Macroevolution – I save this for last as this is the form of evolution that there is so much controversy over. When teachers are teaching evolution this is what they are referring to. Macroevolution is the idea that one species evolves over time into a completely different species. The overall concept of macroevolution is that the primordial soup evolved the first chemicals of life that evolved into the first primitive life forms, similar to bacteria, that united to form the first multi-cellular organisms, who went down various pathways to become plants, insects, fish, birds, reptiles, amphibians, and finally mammals, including humans. The evidence for macroevolution is the archeological record, which is spotty, with no evidence of real transitional species to show a clear-cut line from fish to mammals, or dinosaurs to birds, or even hominids (such as Neanderthals) to man. So while microbial evolution, microevolution, and speciation are scientific facts, macroevolution remains a theory. I find that people are divided into four groups in dealing with macroevolution. The first group accepts it as fact, that life evolved from the simple to the complex diversifying over time. These are evolutionists, also called naturalists. The second group accepts it as the best explanation, but argues that the divine hand of a creator must have guided the process to lead it to the ultimate creation, humans. These are theistic evolutionists. The third group rejects it arguing that this creator created life de novo, anew, fresh from nothing. He uses common designs in his creations, but life forms do not evolve from one type to another unrelated type. This group are the creationists. For the record creationists are subdivided into two smaller groups, those that trust the scientific record that the universe is 13.8 billion years old and those that follow the idea first promoted by Bishop Ussher that the universe is only 6,000 to 10,000 years old (old earth versus young earth creationists). And the fourth group really could care less about the whole issue anyway. These are probably most Americans.

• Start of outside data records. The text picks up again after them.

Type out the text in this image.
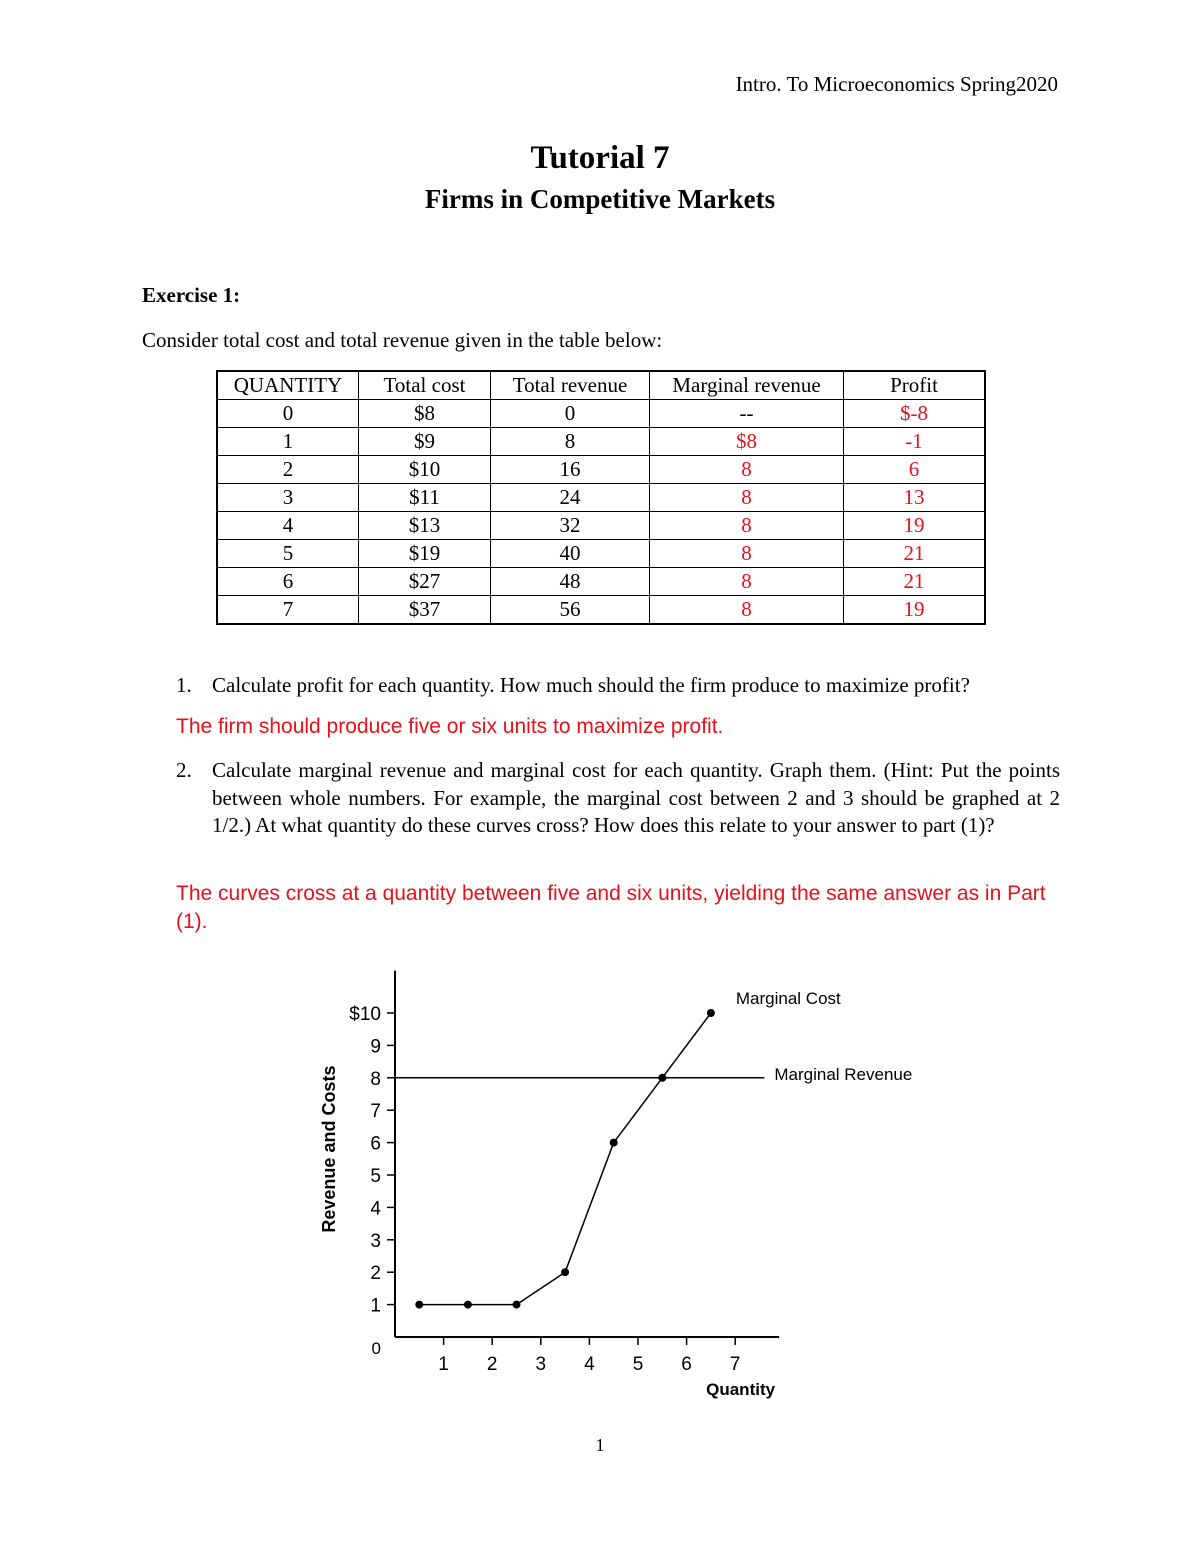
Intro. To Microeconomics Spring2020
Tutorial 7
Firms in Competitive Markets
Exercise 1:
Consider total cost and total revenue given in the table below:
QUANTITY	Total cost	Total revenue	Marginal revenue	Profit
0	$8	0	--	$-8
1	$9	8	$8	-1
2	$10	16	8	6
3	$11	24	8	13
4	$13	32	8	19
5	$19	40	8	21
6	$27	48	8	21
7	$37	56	8	19
1. Calculate profit for each quantity. How much should the firm produce to maximize profit?
The firm should produce five or six units to maximize profit.
2. Calculate marginal revenue and marginal cost for each quantity. Graph them. (Hint: Put the points between whole numbers. For example, the marginal cost between 2 and 3 should be graphed at 2 1/2.) At what quantity do these curves cross? How does this relate to your answer to part (1)?
The curves cross at a quantity between five and six units, yielding the same answer as in Part (1).
1
2
3
4
5
6
7
8
9
$10
1 2 3 4 5 6 7
0
Quantity
Revenue and Costs	Marginal Revenue
Marginal Cost
1
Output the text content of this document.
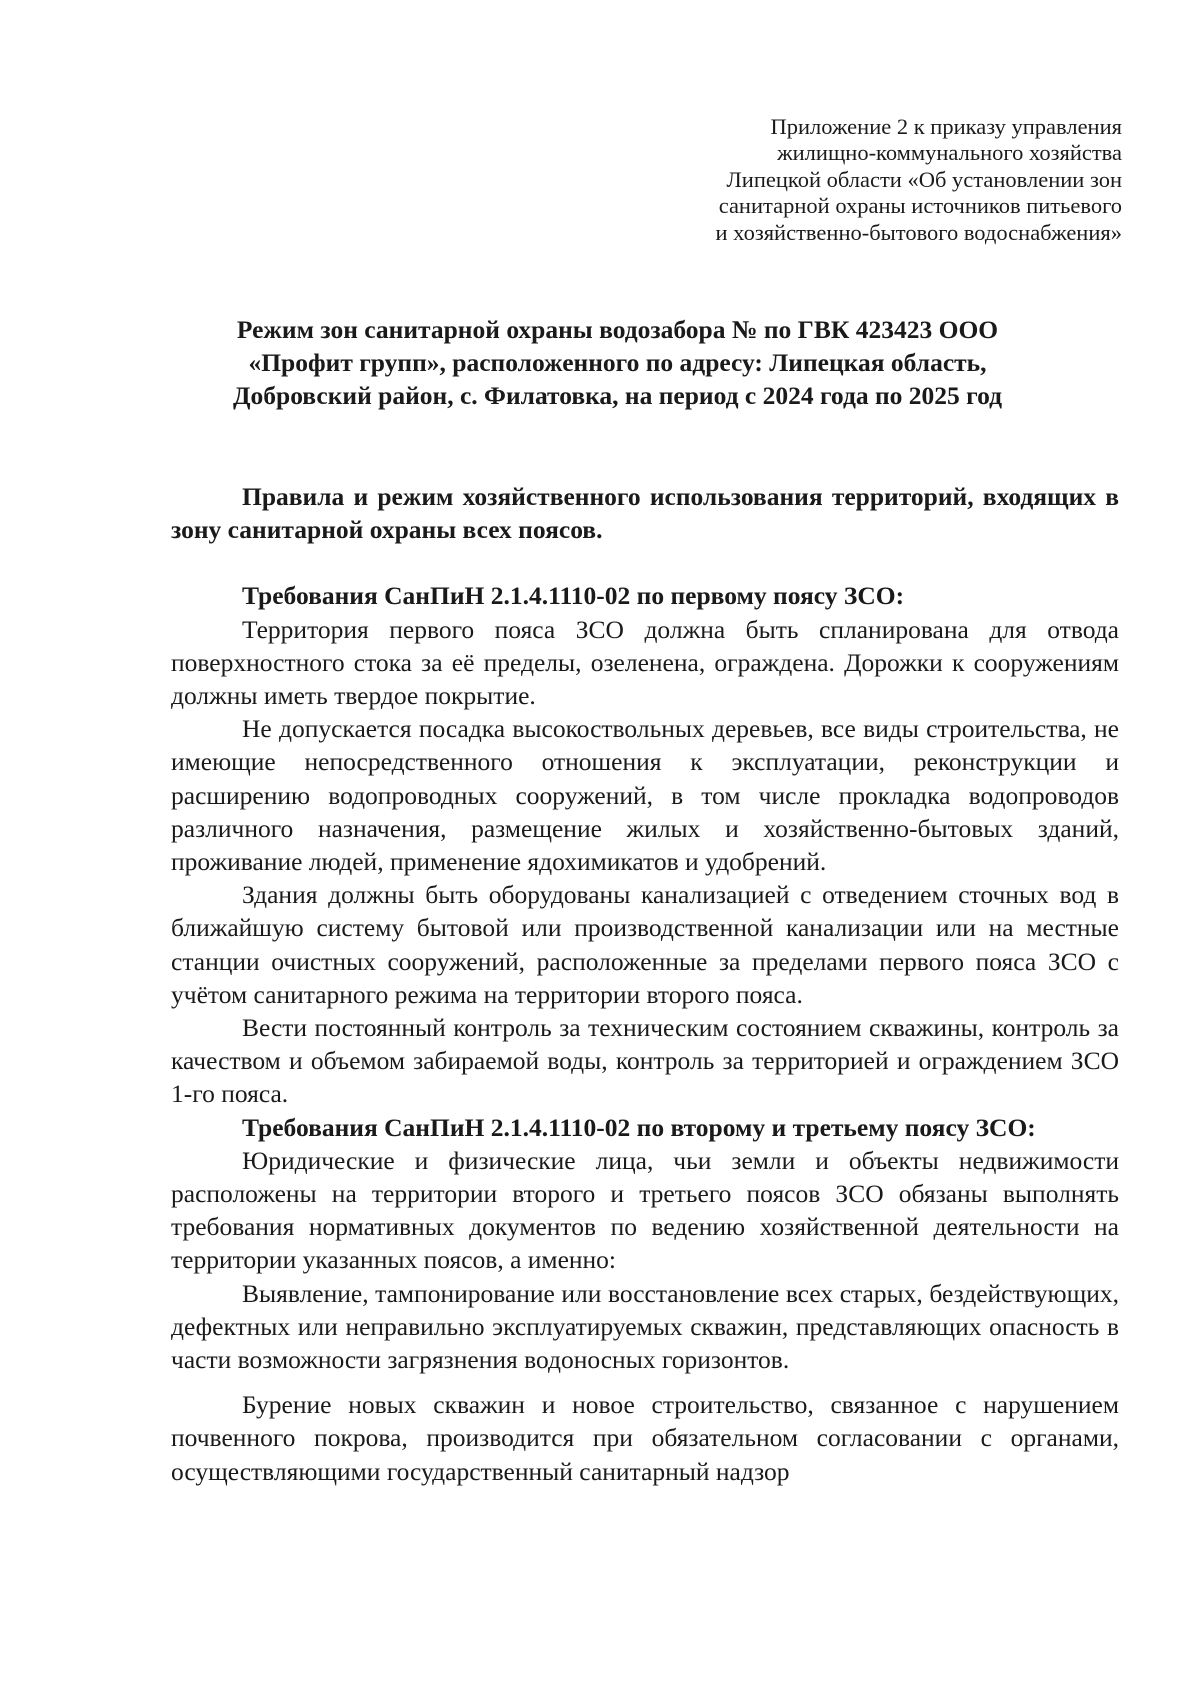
Приложение 2 к приказу управления
жилищно-коммунального хозяйства
Липецкой области «Об установлении зон
санитарной охраны источников питьевого
и хозяйственно-бытового водоснабжения»
Режим зон санитарной охраны водозабора № по ГВК 423423 ООО
«Профит групп», расположенного по адресу: Липецкая область,
Добровский район, с. Филатовка, на период с 2024 года по 2025 год

Правила и режим хозяйственного использования территорий, входящих в зону санитарной охраны всех поясов.

Требования СанПиН 2.1.4.1110-02 по первому поясу ЗСО:

Территория первого пояса ЗСО должна быть спланирована для отвода поверхностного стока за её пределы, озеленена, ограждена. Дорожки к сооружениям должны иметь твердое покрытие.

Не допускается посадка высокоствольных деревьев, все виды строительства, не имеющие непосредственного отношения к эксплуатации, реконструкции и расширению водопроводных сооружений, в том числе прокладка водопроводов различного назначения, размещение жилых и хозяйственно-бытовых зданий, проживание людей, применение ядохимикатов и удобрений.

Здания должны быть оборудованы канализацией с отведением сточных вод в ближайшую систему бытовой или производственной канализации или на местные станции очистных сооружений, расположенные за пределами первого пояса ЗСО с учётом санитарного режима на территории второго пояса.

Вести постоянный контроль за техническим состоянием скважины, контроль за качеством и объемом забираемой воды, контроль за территорией и ограждением ЗСО 1-го пояса.

Требования СанПиН 2.1.4.1110-02 по второму и третьему поясу ЗСО:

Юридические и физические лица, чьи земли и объекты недвижимости расположены на территории второго и третьего поясов ЗСО обязаны выполнять требования нормативных документов по ведению хозяйственной деятельности на территории указанных поясов, а именно:

Выявление, тампонирование или восстановление всех старых, бездействующих, дефектных или неправильно эксплуатируемых скважин, представляющих опасность в части возможности загрязнения водоносных горизонтов.

Бурение новых скважин и новое строительство, связанное с нарушением почвенного покрова, производится при обязательном согласовании с органами, осуществляющими государственный санитарный надзор
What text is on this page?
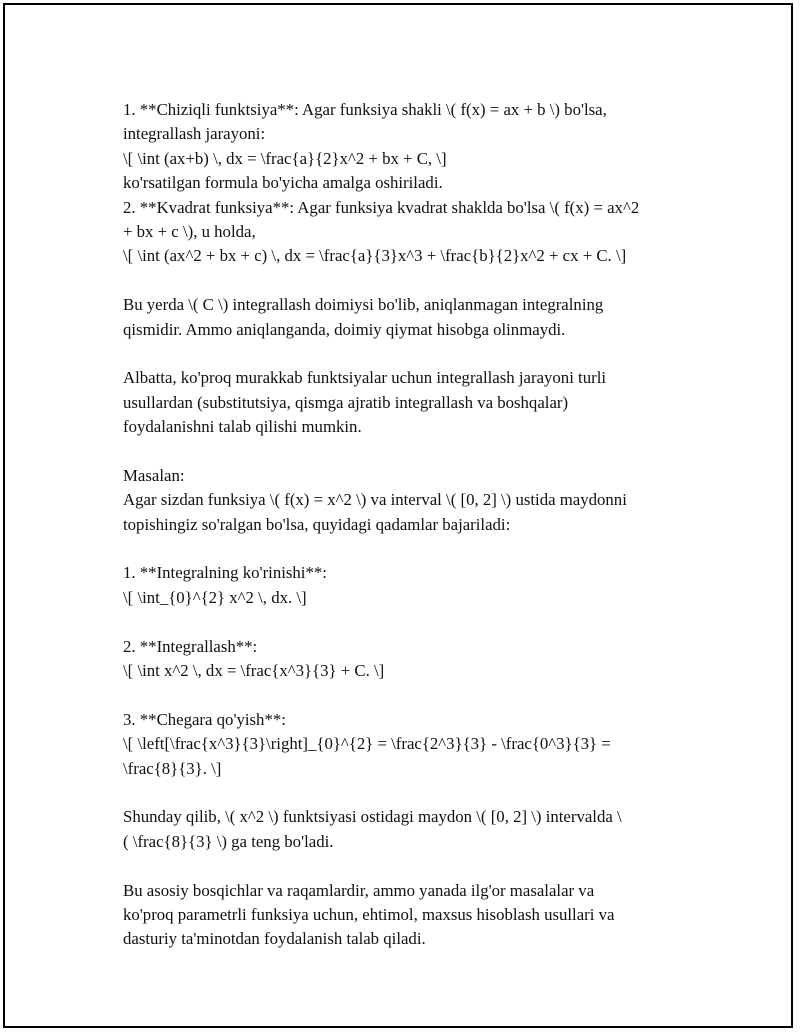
1. **Chiziqli funktsiya**: Agar funksiya shakli \( f(x) = ax + b \) bo'lsa,
integrallash jarayoni:
\[ \int (ax+b) \, dx = \frac{a}{2}x^2 + bx + C, \]
ko'rsatilgan formula bo'yicha amalga oshiriladi.
2. **Kvadrat funksiya**: Agar funksiya kvadrat shaklda bo'lsa \( f(x) = ax^2
+ bx + c \), u holda,
\[ \int (ax^2 + bx + c) \, dx = \frac{a}{3}x^3 + \frac{b}{2}x^2 + cx + C. \]
Bu yerda \( C \) integrallash doimiysi bo'lib, aniqlanmagan integralning
qismidir. Ammo aniqlanganda, doimiy qiymat hisobga olinmaydi.
Albatta, ko'proq murakkab funktsiyalar uchun integrallash jarayoni turli
usullardan (substitutsiya, qismga ajratib integrallash va boshqalar)
foydalanishni talab qilishi mumkin.
Masalan:
Agar sizdan funksiya \( f(x) = x^2 \) va interval \( [0, 2] \) ustida maydonni
topishingiz so'ralgan bo'lsa, quyidagi qadamlar bajariladi:
1. **Integralning ko'rinishi**:
\[ \int_{0}^{2} x^2 \, dx. \]
2. **Integrallash**:
\[ \int x^2 \, dx = \frac{x^3}{3} + C. \]
3. **Chegara qo'yish**:
\[ \left[\frac{x^3}{3}\right]_{0}^{2} = \frac{2^3}{3} - \frac{0^3}{3} =
\frac{8}{3}. \]
Shunday qilib, \( x^2 \) funktsiyasi ostidagi maydon \( [0, 2] \) intervalda \
( \frac{8}{3} \) ga teng bo'ladi.
Bu asosiy bosqichlar va raqamlardir, ammo yanada ilg'or masalalar va
ko'proq parametrli funksiya uchun, ehtimol, maxsus hisoblash usullari va
dasturiy ta'minotdan foydalanish talab qiladi.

In the big picture which group you fall in probably really doesn’t matter too much right, or does it? I would argue that how we got here determines why we are here. And why we are here determines how we should live. And how we should live determines what we do every day. And what we do every day is who we are. Are we random chance? Or are we purposeful? The great thing is we each get to decide. That’s how it works.
For my part, I am my wife’s husband, my children’s father, and Jackson’s grandfather. I am your chiropractor. In those things I will give my all until I can no longer. The rest is just passing time. As always thanks for reading.